En Ile-de-France, des diamants sont fabriqués en laboratoire grâce à un procédé utilisant une sorte de "micro-ondes". Des diamants "éthiques" similaires à ceux des mines et bien moins chers.

Près de Paris, des diamants "poussent" en laboratoire. Une chercheuse du CNRS a mis au point depuis plusieurs années une technologie qui permet de fabriquer des pierres de synthèses. Ces pierres ont les mêmes propriétés que celles extraites des mines de diamant. Un procédé unique en France qui recrée en laboratoire le même processus que dans la nature mais en accéléré. 

"Il y a un micro-ondes, c'est un peu ce que l'on a dans nos cuisines et il est utilisé pour envoyer des micro ondes dans un réacteur. Ce réacteur contient des gaz notamment du méthane pour avoir du carbone - le diamant ce n'est que du carbone - et de l'hydrogène pour empêcher la formation d'autre chose que du diamant", explique Alix Gicquel fondatrice de la start-up Diam Concept, qui produit ces diamants. 

Les germes de diamant vont ensuite "pousser". "On fait pousser le diamant comme un gâteau et ceci entre 4 et 6 semaines. Une fois que les diamants sont faits, vous obtenez des diamants du futur", résume Alix Gicquel. 

Des diamants moins chers 

Les diamants ainsi produits coûtent en moyenne 30 à 40% moins chers que des diamants naturels. Alors que l'industrie du diamant est régulièrement pointée du doigt pour son impact écologique et l'exploitation humaine, Diam Concept revendique la création de diamants "éthiques".
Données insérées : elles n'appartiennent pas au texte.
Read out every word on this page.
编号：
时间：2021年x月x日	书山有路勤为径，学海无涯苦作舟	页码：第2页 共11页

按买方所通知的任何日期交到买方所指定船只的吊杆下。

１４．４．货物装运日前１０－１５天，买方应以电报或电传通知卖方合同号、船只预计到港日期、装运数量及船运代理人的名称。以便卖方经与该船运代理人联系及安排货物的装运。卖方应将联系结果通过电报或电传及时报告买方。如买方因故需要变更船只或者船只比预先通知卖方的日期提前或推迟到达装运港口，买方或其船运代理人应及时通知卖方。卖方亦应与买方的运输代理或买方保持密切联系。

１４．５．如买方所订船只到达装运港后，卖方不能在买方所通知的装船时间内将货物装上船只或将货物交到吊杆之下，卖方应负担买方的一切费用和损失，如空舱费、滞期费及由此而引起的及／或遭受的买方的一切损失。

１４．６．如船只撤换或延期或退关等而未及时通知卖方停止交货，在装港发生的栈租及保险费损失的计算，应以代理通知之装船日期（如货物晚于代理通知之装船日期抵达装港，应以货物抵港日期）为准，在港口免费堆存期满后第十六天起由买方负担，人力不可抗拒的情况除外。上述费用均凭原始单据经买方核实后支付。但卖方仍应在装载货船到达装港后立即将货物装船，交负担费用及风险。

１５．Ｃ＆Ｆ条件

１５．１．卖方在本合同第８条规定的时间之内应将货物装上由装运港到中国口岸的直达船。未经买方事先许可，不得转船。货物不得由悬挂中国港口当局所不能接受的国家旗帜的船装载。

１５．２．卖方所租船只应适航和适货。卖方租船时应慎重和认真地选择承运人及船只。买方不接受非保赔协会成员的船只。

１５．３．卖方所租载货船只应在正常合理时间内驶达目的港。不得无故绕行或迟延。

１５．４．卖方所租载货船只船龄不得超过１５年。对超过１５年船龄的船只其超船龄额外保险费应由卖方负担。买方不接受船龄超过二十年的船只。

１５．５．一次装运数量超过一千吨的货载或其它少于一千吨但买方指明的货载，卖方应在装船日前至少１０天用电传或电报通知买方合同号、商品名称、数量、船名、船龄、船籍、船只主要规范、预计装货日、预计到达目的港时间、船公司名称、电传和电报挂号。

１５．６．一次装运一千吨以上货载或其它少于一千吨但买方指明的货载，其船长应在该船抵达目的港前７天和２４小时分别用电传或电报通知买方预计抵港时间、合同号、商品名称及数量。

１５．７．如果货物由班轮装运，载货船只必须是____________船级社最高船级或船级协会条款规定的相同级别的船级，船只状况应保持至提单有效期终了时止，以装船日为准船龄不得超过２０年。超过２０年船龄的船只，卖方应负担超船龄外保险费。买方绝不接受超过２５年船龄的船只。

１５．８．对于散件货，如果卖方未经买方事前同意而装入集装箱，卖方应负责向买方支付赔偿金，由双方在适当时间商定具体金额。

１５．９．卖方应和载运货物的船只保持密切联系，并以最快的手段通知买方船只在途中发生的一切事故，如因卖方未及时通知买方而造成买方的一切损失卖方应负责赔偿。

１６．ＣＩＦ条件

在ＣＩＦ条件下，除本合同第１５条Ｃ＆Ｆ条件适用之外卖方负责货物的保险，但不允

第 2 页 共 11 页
La filière intéresse des joailliers qui cherchent à s'éloigner des diamants controversés. A Paris place Vendôme, une bijouterie propose ainsi une première collection baptisée Pont des Arts avec 8 de ces diamants écologiques. L'or des bagues est aussi issue de "mines urbaines", de l'or récupéré dans des téléphones ou des ordinateurs. 

"C'est le premier diamant made in Ile-de-France et c'est une collection nouvelle génération. On a énormément de jeunes qui viennent pour des bagues de fiançailles, qui viennent ici parce que le produit correspond à leurs valeurs", explique Manuel Mallen, président de la bijouterie Courbet. 

La filière du diamant de synthèse est encore loin de concurrencer les mines de diamants. Diam Concept espère intensifier sa production dans les prochaines années et espère d'ici 4 ou 5 ans produire plus de 10.000 carats par an grâce à une vingtaine de réacteurs.